KINETIC-STUDY OF THE SOLID-STATE PHOTOLYTIC DEGRADATION OF 2 POLYMORPHIC FORMS OF FUROSEMIDE

In this paper some aspects influencing the solid-state photolytic degradation of two polymorphic forms of furosemide were investigated. Powder samples of the two polymorphic forms were exposed to prolonged UV irradiation, direct sunlight, in a normal and nitrogen atmosphere. The solid-state photolytic degradation of furosemide followed apparent first-order kinetics as described by a model consisting of nucleation and growth periods with eventual deceleration as it reached a maximum fraction degraded. Kinetic calculations revealed that this bilateral first-order degradation process was best described by a power law dependence (n = 2) of the fraction decomposed (alpha) on time (t) for the nucleation period and first-order kinetic degradation with an asymptote for the growth and deceleration period (Prout-Tompkins model). Overall, the rate constants during the nucleation period were significantly smaller than the growth period. Form I was photochemically more stable than form II, especially under a nitrogen atmosphere (t1/2 50 h).
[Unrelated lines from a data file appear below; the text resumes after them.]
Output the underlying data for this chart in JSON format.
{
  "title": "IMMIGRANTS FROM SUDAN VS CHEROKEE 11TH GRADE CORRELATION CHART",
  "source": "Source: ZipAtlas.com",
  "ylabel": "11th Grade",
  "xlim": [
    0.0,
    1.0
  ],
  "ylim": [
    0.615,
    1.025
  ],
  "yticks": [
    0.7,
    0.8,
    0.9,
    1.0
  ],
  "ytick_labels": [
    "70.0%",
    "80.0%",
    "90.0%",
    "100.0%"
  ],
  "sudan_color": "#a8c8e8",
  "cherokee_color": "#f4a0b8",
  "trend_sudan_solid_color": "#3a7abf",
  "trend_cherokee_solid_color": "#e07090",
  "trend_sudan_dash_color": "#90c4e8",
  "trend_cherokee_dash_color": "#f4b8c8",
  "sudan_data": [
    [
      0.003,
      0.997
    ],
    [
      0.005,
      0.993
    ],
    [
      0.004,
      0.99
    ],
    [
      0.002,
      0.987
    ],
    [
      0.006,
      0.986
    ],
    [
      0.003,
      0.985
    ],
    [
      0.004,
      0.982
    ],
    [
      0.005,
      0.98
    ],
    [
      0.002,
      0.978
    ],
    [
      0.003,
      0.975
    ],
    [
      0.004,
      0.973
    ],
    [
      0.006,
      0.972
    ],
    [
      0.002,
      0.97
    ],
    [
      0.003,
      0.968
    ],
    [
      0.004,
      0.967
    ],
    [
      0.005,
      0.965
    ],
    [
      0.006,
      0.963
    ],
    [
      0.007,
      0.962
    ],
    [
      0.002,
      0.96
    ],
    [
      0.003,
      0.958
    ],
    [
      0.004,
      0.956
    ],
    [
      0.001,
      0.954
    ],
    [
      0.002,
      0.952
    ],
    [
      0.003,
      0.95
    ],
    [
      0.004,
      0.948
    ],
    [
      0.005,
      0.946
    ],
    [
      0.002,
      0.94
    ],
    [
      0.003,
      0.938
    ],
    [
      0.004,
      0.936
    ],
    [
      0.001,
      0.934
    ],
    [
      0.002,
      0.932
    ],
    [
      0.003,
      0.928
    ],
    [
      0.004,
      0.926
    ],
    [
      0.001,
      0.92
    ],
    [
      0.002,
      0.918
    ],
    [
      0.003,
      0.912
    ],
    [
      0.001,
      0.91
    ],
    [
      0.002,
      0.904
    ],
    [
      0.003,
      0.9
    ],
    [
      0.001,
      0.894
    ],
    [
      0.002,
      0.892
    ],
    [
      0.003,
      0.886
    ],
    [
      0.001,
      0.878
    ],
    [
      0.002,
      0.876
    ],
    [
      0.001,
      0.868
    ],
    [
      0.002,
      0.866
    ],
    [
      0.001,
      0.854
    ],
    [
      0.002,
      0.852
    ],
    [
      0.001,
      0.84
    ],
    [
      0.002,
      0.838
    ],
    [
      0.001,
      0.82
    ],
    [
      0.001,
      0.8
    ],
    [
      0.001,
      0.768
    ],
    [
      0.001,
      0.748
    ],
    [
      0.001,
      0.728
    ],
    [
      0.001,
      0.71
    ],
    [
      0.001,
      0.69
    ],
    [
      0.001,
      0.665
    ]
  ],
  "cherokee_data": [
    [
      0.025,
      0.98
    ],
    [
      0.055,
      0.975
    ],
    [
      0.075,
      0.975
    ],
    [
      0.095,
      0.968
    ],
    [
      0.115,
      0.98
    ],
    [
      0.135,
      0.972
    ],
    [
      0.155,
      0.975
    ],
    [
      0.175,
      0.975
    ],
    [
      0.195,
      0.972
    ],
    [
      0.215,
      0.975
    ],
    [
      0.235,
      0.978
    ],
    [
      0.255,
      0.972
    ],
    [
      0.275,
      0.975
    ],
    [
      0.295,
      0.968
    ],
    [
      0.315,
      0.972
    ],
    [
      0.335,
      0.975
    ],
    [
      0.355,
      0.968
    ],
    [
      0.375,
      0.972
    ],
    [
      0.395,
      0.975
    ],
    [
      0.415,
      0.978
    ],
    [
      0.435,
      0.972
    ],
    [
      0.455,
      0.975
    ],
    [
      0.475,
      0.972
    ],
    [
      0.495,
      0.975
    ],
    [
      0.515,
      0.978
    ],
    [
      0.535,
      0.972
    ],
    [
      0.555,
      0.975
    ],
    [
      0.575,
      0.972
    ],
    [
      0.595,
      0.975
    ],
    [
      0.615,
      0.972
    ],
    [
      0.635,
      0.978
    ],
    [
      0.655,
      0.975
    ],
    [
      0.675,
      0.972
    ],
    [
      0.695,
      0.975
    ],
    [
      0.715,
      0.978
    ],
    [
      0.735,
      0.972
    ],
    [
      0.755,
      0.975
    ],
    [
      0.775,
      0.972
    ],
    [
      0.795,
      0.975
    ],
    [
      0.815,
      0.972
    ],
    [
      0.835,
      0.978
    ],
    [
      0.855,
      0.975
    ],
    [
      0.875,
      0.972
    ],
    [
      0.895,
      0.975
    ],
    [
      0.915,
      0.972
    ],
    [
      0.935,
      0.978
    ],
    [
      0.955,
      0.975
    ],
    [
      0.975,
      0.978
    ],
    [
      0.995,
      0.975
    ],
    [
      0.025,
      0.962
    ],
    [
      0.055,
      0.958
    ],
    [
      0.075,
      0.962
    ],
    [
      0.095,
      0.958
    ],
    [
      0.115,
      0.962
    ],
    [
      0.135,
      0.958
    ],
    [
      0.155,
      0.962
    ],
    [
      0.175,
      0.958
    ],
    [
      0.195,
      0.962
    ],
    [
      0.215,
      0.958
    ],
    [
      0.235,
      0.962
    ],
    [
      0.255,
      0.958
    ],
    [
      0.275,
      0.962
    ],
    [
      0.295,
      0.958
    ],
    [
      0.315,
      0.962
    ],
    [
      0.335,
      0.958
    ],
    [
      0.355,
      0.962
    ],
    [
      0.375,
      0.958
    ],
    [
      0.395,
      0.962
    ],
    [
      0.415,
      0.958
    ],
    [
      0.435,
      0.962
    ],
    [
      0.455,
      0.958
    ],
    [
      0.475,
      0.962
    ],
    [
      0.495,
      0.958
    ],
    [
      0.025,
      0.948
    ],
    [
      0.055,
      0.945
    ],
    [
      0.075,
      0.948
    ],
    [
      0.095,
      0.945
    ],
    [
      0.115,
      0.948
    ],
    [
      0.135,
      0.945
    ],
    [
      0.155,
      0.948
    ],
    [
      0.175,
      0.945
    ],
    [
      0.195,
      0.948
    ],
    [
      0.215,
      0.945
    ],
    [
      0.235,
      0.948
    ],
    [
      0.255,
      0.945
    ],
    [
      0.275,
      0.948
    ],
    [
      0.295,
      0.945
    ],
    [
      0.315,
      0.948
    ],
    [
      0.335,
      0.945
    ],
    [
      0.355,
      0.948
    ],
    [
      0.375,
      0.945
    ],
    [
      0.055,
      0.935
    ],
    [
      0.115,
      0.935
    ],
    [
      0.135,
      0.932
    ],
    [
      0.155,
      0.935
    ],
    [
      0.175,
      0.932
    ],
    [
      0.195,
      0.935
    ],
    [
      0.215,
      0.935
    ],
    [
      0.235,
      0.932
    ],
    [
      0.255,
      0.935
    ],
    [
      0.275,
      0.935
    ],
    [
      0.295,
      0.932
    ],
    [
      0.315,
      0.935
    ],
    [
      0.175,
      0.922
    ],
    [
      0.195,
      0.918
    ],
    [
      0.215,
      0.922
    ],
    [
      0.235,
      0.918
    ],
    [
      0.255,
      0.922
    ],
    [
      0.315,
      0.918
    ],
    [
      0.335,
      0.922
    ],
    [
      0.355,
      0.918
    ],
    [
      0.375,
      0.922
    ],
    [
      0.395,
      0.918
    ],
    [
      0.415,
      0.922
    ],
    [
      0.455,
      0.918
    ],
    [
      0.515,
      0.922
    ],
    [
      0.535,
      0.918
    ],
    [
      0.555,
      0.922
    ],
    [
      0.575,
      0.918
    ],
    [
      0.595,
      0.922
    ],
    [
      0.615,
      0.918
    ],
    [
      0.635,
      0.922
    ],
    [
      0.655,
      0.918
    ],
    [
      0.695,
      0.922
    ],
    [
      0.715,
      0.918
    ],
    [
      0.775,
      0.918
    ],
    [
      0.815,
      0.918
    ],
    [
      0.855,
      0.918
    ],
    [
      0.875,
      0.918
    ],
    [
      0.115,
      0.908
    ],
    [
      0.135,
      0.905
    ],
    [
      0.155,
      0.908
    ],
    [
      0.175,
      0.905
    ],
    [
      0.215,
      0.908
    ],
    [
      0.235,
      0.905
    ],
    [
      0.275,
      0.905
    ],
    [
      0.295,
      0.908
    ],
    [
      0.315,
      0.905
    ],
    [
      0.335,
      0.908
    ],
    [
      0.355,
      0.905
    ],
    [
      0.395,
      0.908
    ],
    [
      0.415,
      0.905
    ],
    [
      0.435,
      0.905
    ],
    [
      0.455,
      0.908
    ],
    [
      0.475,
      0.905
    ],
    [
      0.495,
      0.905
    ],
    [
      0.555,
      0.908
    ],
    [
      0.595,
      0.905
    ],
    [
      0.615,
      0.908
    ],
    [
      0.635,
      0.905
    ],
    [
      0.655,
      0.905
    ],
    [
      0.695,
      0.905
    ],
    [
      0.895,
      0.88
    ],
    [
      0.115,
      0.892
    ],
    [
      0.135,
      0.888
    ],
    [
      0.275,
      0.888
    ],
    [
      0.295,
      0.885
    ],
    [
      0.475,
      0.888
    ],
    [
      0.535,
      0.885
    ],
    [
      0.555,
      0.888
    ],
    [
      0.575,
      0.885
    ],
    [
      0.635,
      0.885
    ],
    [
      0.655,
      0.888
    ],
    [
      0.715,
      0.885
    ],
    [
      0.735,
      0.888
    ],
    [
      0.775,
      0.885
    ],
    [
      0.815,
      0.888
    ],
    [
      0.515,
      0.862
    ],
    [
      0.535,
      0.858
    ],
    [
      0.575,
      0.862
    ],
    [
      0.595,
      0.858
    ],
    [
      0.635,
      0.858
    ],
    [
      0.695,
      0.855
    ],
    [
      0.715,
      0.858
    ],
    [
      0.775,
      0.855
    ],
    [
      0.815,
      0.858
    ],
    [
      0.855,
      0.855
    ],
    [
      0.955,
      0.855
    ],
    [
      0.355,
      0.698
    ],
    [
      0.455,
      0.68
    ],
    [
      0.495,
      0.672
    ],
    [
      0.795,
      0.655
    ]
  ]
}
The photolytic degradation of form II was not influenced by the presence of oxygen (t1/2 35 h under normal atmospheric conditions and 38 h in a nitrogen atmosphere). After exposure to sunlight 4-chloro-5-sulphamoylanthranilic acid (CSA) was found in significant concentrations in samples taken from both forms I and II. Photolytic degradation of furosemide form II led to the formation of mainly CSA in the presence of nitrogen and CSA and other unidentified products in the presence of oxygen.